Glaise – Franck Bouysse

Au coeur du Cantal, dans la chaleur d’août 1914, les hommes se résignent à partir se battre, là-bas, loin. Joseph, tout juste quinze ans, doit prendre soin de la ferme familiale avec sa mère, sa grand-mère et Léonard, vieux voisin devenu son ami. Dans la propriété d’à côté, Valette, tenu éloigné de la guerre en raison d’une main atrophiée, ressasse ses rancoeurs et sa rage. Et voilà qu’il doit recueillir la femme de son frère, Hélène, et sa fille Anna, venues se réfugier à la ferme. L’arrivée des deux femmes va bouleverser l’ordre immuable de la vie dans ces montagnes. Roman d’amour et de fureur, Glaise confirme l’immense talent de son auteur à mettre en scène des hommes et des femmes aux prises avec leurs démons et avec les fantômes du passé. Des espaces, des personnages d’une terrible force, l’art de la narration : l’univers, l’écriture, la musique font de Franck Bouysse un raconteur d’histoires dans la plus grande tradition américaine. Après Grossir le ciel, prix SNCF du polar 2017, et Plateau, prix de la Foire du Livre de Brive, Franck Bouysse s’impose comme une voix incontournable de la littérature française contemporaine.
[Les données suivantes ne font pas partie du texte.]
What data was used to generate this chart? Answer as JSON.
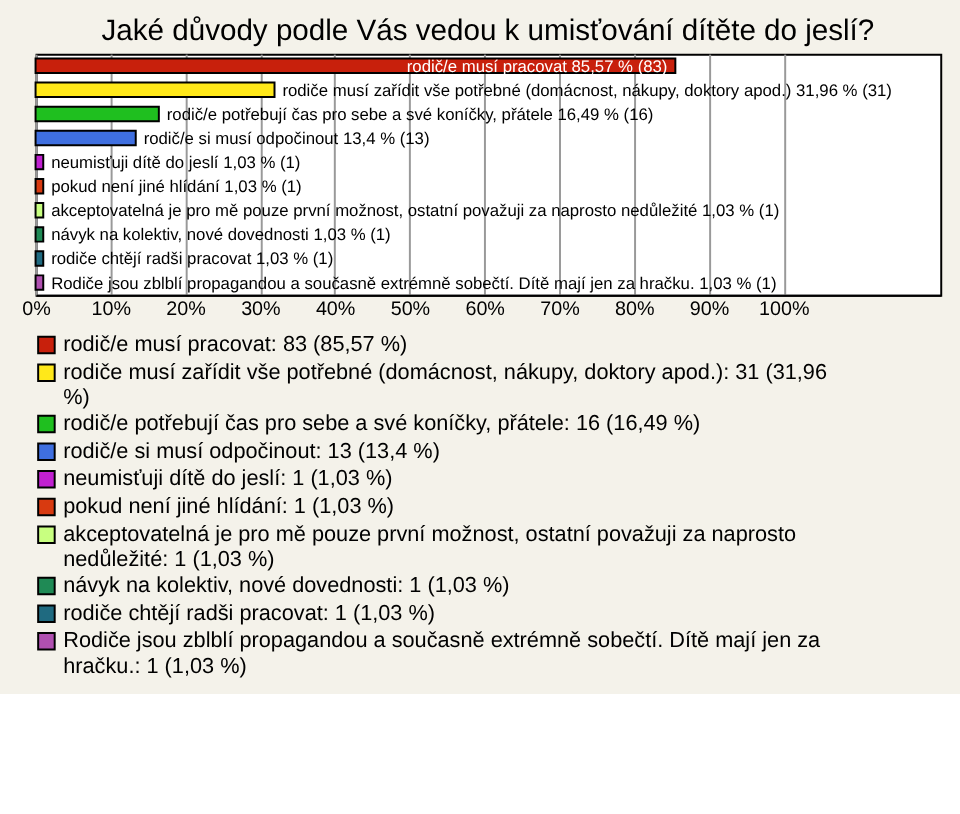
{
  "chart_data": {
    "type": "bar",
    "orientation": "horizontal",
    "stacked": true,
    "title": "Jaké důvody podle Vás vedou k umisťování dítěte do jeslí?",
    "categories": [
      null,
      null,
      null,
      null,
      null,
      null,
      null,
      null,
      null,
      null
    ],
    "series": [
      {
        "name": "rodič/e musí pracovat: 83 (85,57 %)",
        "color": "#c8200c",
        "values": [
          85.57,
          null,
          null,
          null,
          null,
          null,
          null,
          null,
          null,
          null
        ],
        "value_labels": [
          "rodič/e musí pracovat 85,57 % (83)",
          null,
          null,
          null,
          null,
          null,
          null,
          null,
          null,
          null
        ]
      },
      {
        "name": "rodiče musí zařídit vše potřebné (domácnost, nákupy, doktory apod.): 31 (31,96 %)",
        "color": "#ffe81a",
        "values": [
          null,
          31.96,
          null,
          null,
          null,
          null,
          null,
          null,
          null,
          null
        ],
        "value_labels": [
          null,
          "rodiče musí zařídit vše potřebné (domácnost, nákupy, doktory apod.) 31,96 % (31)",
          null,
          null,
          null,
          null,
          null,
          null,
          null,
          null
        ]
      },
      {
        "name": "rodič/e potřebují čas pro sebe a své koníčky, přátele: 16 (16,49 %)",
        "color": "#1fbf1f",
        "values": [
          null,
          null,
          16.49,
          null,
          null,
          null,
          null,
          null,
          null,
          null
        ],
        "value_labels": [
          null,
          null,
          "rodič/e potřebují čas pro sebe a své koníčky, přátele 16,49 % (16)",
          null,
          null,
          null,
          null,
          null,
          null,
          null
        ]
      },
      {
        "name": "rodič/e si musí odpočinout: 13 (13,4 %)",
        "color": "#3f6fe0",
        "values": [
          null,
          null,
          null,
          13.4,
          null,
          null,
          null,
          null,
          null,
          null
        ],
        "value_labels": [
          null,
          null,
          null,
          "rodič/e si musí odpočinout 13,4 % (13)",
          null,
          null,
          null,
          null,
          null,
          null
        ]
      },
      {
        "name": "neumisťuji dítě do jeslí: 1 (1,03 %)",
        "color": "#c020d0",
        "values": [
          null,
          null,
          null,
          null,
          1.03,
          null,
          null,
          null,
          null,
          null
        ],
        "value_labels": [
          null,
          null,
          null,
          null,
          "neumisťuji dítě do jeslí 1,03 % (1)",
          null,
          null,
          null,
          null,
          null
        ]
      },
      {
        "name": "pokud není jiné hlídání: 1 (1,03 %)",
        "color": "#d83a10",
        "values": [
          null,
          null,
          null,
          null,
          null,
          1.03,
          null,
          null,
          null,
          null
        ],
        "value_labels": [
          null,
          null,
          null,
          null,
          null,
          "pokud není jiné hlídání 1,03 % (1)",
          null,
          null,
          null,
          null
        ]
      },
      {
        "name": "akceptovatelná je pro mě pouze první možnost, ostatní považuji za naprosto nedůležité: 1 (1,03 %)",
        "color": "#c8ff80",
        "values": [
          null,
          null,
          null,
          null,
          null,
          null,
          1.03,
          null,
          null,
          null
        ],
        "value_labels": [
          null,
          null,
          null,
          null,
          null,
          null,
          "akceptovatelná je pro mě pouze první možnost, ostatní považuji za naprosto nedůležité 1,03 % (1)",
          null,
          null,
          null
        ]
      },
      {
        "name": "návyk na kolektiv, nové dovednosti: 1 (1,03 %)",
        "color": "#1f8a55",
        "values": [
          null,
          null,
          null,
          null,
          null,
          null,
          null,
          1.03,
          null,
          null
        ],
        "value_labels": [
          null,
          null,
          null,
          null,
          null,
          null,
          null,
          "návyk na kolektiv, nové dovednosti 1,03 % (1)",
          null,
          null
        ]
      },
      {
        "name": "rodiče chtějí radši pracovat: 1 (1,03 %)",
        "color": "#1f6a80",
        "values": [
          null,
          null,
          null,
          null,
          null,
          null,
          null,
          null,
          1.03,
          null
        ],
        "value_labels": [
          null,
          null,
          null,
          null,
          null,
          null,
          null,
          null,
          "rodiče chtějí radši pracovat 1,03 % (1)",
          null
        ]
      },
      {
        "name": "Rodiče jsou zblblí propagandou a současně extrémně sobečtí. Dítě mají jen za hračku.: 1 (1,03 %)",
        "color": "#b050b0",
        "values": [
          null,
          null,
          null,
          null,
          null,
          null,
          null,
          null,
          null,
          1.03
        ],
        "value_labels": [
          null,
          null,
          null,
          null,
          null,
          null,
          null,
          null,
          null,
          "Rodiče jsou zblblí propagandou a současně extrémně sobečtí. Dítě mají jen za hračku. 1,03 % (1)"
        ]
      }
    ],
    "xlim": [
      0,
      121
    ],
    "xticks": [
      {
        "value": 0,
        "label": "0%"
      },
      {
        "value": 10,
        "label": "10%"
      },
      {
        "value": 20,
        "label": "20%"
      },
      {
        "value": 30,
        "label": "30%"
      },
      {
        "value": 40,
        "label": "40%"
      },
      {
        "value": 50,
        "label": "50%"
      },
      {
        "value": 60,
        "label": "60%"
      },
      {
        "value": 70,
        "label": "70%"
      },
      {
        "value": 80,
        "label": "80%"
      },
      {
        "value": 90,
        "label": "90%"
      },
      {
        "value": 100,
        "label": "100%"
      }
    ],
    "grid": true,
    "legend": "bottom"
  }
}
5 réflexions sur « Glaise – Franck Bouysse »

  1. J’avais beaucoup entendu parler de Franck Bouysse, et j’avais hâte de le découvrir.
    Roman noir, rural, avec en toile de fond la guerre…. et donc l’absence des hommes.
    J’ai trouve ce livre très intéressant. L’auteur aime les mots, les mots qui rendent palpables la nature, les paysages, les émotions. Cependant la noirceur du personnage de Valette, sa perversité, m’ont dérangée.
    Je n’ai pas eu le plaisir que j’espérais pour cette lecture. Un peu d’ennui parfois…malgré la tragédie imminente qu’on ressent tout au long de la lecture.
    L’épilogue m’a beaucoup plu.
    Je ne voulais pas m’arrêter à cette lecture, j’ai ensuite lu son dernier livre « Né d’aucune femme »….qui m’a plus plu…mais de nouveau une noirceur abominable, notamment au travers d’un personnage masculin d’une perversité trop dérangeante.
    Donc pas de coup de coeur pour Franck Bouysse, même si je le trouve très intéressant.
    Vos avis m’intéressent! Je prête volontiers « Né d’aucune femme ».

    1. Isabelle, je veux bien que tu me prêtes « Né d’aucune femme ». De mon côté, je peux te prêter un roman que je viens de terminer d’un auteur norvégien, Lars Mytting, , « Les seize arbres de la Somme », un beau roman sur la quête d’identité. Je pense qu’il te plaira. A bientôt.

  2. J’ai beaucoup aimé ce livre, que j’ai dévoré! Un roman d’amour et de fureur, avec la guerre en toile de fond. Une belle écriture sur les passions des hommes, le rapport à la terre et aux éléments qui, finalement, l’emportent. Une belle découverte pour moi. A vous!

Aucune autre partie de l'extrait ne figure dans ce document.